28 novembro 2006

RASGA MEUS VERSOS!

Hoje a literatura é para muitos, parece, uma espécie de substituto da religião. Os escritores tornaram-se como que os santos desta nova idolatria; para a sua canonização basta conseguirem algum sucesso. Não importa a que preço moral, porque as pessoas já se habituaram a prescindir disso – que é o fundamental, até para uma arte digna desse nome.
A minha estima por Bocage nunca foi muito grande, mas, naquele soneto que ele só ditou por já o não poder escrever e que começa «Já Bocage não sou…», faz um apelo à juventude que muitos leitores e escritores deviam ouvir hoje com atenção: «Rasga meus versos, crê a eternidade!»
A gente imagina que ele estivesse a pensar nos seus escritos mais obscenos, mas há por aí muita página e muito espectáculo de gosto tão depravado que é indigno de vir ao público. Para tudo isso, vale o apelo premente: «rasga», não leias!
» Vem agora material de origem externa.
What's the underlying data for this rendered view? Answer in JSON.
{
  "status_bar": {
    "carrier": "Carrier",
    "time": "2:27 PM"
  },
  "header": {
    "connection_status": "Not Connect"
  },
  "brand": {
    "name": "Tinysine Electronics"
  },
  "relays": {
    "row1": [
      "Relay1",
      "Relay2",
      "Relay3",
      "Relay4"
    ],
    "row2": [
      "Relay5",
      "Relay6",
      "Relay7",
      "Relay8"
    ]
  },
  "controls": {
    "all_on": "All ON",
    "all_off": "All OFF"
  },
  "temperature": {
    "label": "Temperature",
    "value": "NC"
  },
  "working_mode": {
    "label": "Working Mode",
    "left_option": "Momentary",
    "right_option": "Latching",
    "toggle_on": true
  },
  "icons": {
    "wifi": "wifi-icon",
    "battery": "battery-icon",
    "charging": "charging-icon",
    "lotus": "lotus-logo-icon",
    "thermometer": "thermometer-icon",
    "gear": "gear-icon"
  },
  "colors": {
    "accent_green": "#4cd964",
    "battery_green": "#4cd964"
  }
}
E, se ninguém lhe der atenção, a moda passa!
Veja-se o soneto:

Já Bocage não sou, à cova escura
Meu estro vai parar desfeito em vento.
Eu aos céus ultrajei, o meu tormento
Leve me torne sempre a terra dura.

Conheço agora já quão vã figura
Em prosa e verso fez meu louco intento.
Musa, tivera algum merecimento
Se um raio da razão seguisse pura!

Eu me arrependo: língua quase fria
Brade em alto pregão à mocidade
Que atrás do som fantástico corria:

Outro Aretino fui!... A santidade
Manchei!... Oh, se me creste, gente impia,
Rasga meus versos, crê na eternidade!

1 comentário:

Anónimo disse...

sim. os meus poetas são os meus santos. e a minha deusa sou eu nesta vida na natureza em tudo.